The emergence of large language models (LLMs) has provided robust support for application tasks across various domains, such as name entity recognition (NER) in the general domain. However, due to the particularity of the medical domain, the research on understanding and improving the effectiveness of LLMs on biomedical named entity recognition (BNER) tasks remains relatively limited, especially in the context of Chinese text. In this study, we extensively evaluate several typical LLMs, including ChatGLM2-6B, GLM-130B, GPT-3.5, and GPT-4, on the Chinese BNER task by leveraging a real-world Chinese electronic medical record (EMR) dataset and a public dataset. The experimental results demonstrate the promising yet limited performance of LLMs with zero-shot and few-shot prompt designs for Chinese BNER tasks. More importantly, instruction fine-tuning significantly enhances the performance of LLMs.

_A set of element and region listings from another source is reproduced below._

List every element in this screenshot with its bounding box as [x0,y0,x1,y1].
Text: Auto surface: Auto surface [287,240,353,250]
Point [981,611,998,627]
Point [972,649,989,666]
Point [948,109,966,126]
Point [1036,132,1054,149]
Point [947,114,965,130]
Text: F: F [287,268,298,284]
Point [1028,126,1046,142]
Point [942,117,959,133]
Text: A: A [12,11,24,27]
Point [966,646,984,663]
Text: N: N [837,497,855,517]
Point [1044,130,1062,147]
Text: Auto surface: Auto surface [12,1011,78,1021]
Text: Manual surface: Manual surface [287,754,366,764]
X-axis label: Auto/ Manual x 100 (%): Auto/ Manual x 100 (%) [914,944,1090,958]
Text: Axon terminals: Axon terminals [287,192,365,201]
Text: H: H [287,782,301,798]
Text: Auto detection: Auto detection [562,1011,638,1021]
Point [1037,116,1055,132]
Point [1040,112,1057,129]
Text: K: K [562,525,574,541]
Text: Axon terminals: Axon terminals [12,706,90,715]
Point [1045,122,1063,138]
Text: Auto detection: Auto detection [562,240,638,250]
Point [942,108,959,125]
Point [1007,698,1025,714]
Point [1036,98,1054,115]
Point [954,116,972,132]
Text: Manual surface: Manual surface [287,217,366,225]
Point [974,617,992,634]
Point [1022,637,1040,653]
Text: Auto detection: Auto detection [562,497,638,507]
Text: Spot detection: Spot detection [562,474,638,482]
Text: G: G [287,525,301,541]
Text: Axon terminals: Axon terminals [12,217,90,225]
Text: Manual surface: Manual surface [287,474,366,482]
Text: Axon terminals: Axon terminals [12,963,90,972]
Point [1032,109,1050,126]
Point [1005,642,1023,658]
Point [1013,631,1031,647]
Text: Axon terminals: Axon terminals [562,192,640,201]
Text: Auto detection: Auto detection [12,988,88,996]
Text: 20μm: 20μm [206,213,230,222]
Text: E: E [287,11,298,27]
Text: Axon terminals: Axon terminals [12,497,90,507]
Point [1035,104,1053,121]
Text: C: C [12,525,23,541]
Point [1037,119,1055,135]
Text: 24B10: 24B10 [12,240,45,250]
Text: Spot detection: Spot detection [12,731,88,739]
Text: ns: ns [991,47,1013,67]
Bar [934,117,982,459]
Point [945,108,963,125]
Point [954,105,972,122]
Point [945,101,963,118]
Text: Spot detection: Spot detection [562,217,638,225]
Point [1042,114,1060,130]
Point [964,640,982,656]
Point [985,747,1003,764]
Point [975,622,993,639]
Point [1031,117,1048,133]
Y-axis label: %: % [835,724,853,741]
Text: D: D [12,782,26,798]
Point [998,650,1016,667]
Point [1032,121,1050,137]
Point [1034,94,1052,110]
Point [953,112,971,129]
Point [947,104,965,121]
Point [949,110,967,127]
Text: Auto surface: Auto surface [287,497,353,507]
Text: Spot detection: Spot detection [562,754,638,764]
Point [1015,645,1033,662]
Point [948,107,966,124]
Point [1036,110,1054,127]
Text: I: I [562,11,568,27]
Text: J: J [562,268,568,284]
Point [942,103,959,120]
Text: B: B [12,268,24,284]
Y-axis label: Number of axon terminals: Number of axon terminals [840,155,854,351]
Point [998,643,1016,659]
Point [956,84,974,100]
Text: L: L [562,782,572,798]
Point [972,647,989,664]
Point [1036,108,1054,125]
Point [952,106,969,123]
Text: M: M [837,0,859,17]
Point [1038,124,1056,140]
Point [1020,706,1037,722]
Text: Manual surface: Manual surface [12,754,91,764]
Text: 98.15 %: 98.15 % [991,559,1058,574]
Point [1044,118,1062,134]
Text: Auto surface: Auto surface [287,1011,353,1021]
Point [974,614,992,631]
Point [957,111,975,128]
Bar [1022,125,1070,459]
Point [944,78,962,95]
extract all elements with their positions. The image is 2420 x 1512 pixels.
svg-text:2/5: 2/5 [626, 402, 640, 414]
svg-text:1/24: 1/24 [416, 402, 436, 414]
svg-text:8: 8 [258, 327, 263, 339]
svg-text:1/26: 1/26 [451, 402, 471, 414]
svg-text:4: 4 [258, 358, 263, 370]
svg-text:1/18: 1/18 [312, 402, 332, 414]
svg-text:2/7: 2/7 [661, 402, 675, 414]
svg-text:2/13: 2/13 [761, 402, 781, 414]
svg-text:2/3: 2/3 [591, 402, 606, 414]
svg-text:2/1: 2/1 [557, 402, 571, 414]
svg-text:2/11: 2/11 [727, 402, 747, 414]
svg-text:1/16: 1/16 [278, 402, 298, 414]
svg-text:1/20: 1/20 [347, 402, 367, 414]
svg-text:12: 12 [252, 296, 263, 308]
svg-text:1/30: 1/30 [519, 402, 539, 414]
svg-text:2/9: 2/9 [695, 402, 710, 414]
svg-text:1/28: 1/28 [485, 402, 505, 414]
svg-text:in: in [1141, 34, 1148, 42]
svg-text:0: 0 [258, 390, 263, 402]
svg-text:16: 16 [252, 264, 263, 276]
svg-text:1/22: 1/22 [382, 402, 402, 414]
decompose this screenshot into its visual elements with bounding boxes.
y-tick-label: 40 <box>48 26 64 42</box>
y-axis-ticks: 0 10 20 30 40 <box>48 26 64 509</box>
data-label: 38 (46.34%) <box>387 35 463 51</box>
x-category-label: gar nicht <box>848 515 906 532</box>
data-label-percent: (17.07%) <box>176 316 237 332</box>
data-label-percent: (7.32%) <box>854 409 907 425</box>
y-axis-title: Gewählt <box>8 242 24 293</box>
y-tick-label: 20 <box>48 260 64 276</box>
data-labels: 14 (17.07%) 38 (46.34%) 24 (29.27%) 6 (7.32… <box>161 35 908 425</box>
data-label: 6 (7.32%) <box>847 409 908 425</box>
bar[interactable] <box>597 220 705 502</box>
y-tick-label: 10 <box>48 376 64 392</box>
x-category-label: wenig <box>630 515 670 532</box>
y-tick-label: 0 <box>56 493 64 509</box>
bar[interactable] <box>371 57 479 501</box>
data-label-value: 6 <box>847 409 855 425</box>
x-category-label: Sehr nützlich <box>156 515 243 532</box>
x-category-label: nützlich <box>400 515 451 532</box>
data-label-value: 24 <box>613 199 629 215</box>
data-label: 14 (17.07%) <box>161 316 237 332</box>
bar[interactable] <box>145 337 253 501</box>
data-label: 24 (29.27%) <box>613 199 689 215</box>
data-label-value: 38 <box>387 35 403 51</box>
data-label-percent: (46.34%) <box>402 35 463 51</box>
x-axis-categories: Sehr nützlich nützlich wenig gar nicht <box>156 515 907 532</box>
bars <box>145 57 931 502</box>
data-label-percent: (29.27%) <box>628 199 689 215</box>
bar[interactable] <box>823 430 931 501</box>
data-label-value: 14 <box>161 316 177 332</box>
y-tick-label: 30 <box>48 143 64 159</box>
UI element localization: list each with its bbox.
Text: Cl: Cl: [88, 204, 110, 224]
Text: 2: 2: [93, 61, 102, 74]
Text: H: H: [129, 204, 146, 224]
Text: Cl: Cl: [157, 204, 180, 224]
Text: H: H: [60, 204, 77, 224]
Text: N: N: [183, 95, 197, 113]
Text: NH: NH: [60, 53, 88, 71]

The fine-tuned offline ChatGLM2-6B surpassed the performance of the task-specific model BiLSTM+CRF (BC) on the real-world dataset. The best fine-tuned model, GPT-3.5, outperforms all other LLMs on the publicly available CCKS2017 dataset, even surpassing half of the baselines; however, it still remains challenging for it to surpass the state-of-the-art task-specific models, i.e., Dictionary-guided Attention Network (DGAN). To our knowledge, this study is the first attempt to evaluate the performance of LLMs on Chinese BNER tasks, which emphasizes the prospective and transformative implications of utilizing LLMs on Chinese BNER tasks. Furthermore, we summarize our findings into a set of actionable guidelines for future researchers on how to effectively leverage LLMs to become experts in specific tasks.
大语言模型(LLMs)的出现为跨领域的应用任务提供了强大支持,比如通用领域的命名实体识别(NER)。然而,由于医学领域的特殊性,关于理解和提高大语言模型在生物医学命名实体识别(BNER)任务上的有效性的研究仍然相对有限,尤其是在中文文本的背景下。在本研究中,我们通过利用真实世界的中文电子病历(EMR)数据集和一个公共数据集,对几个典型的大语言模型进行了广泛评估,包括ChatGLM2 - 6B、GLM - 130B、GPT - 3.5和GPT - 4,用于中文BNER任务。实验结果表明,对于中文BNER任务,大语言模型在零样本和少样本提示设计下的表现有前景但有限。更重要的是,指令微调显著提高了大语言模型的性能。经过离线微调的ChatGLM2 - 6B在真实世界数据集上超过了特定任务模型BiLSTM + CRF(BC)的性能。最佳微调模型GPT - 3.5在公开可用的CCKS2017数据集上优于所有其他大语言模型,甚至超过了一半的基线模型;然而,要超越当前最先进的特定任务模型,即字典引导注意力网络(DGAN),对它来说仍然具有挑战性。据我们所知,本研究是首次评估大语言模型在中文BNER任务上的性能,强调了在中文BNER任务中利用大语言模型的前瞻性和变革性影响。此外,我们将研究结果总结为一套可操作的指南,供未来的研究人员参考,以了解如何有效利用大语言模型成为特定任务的专家。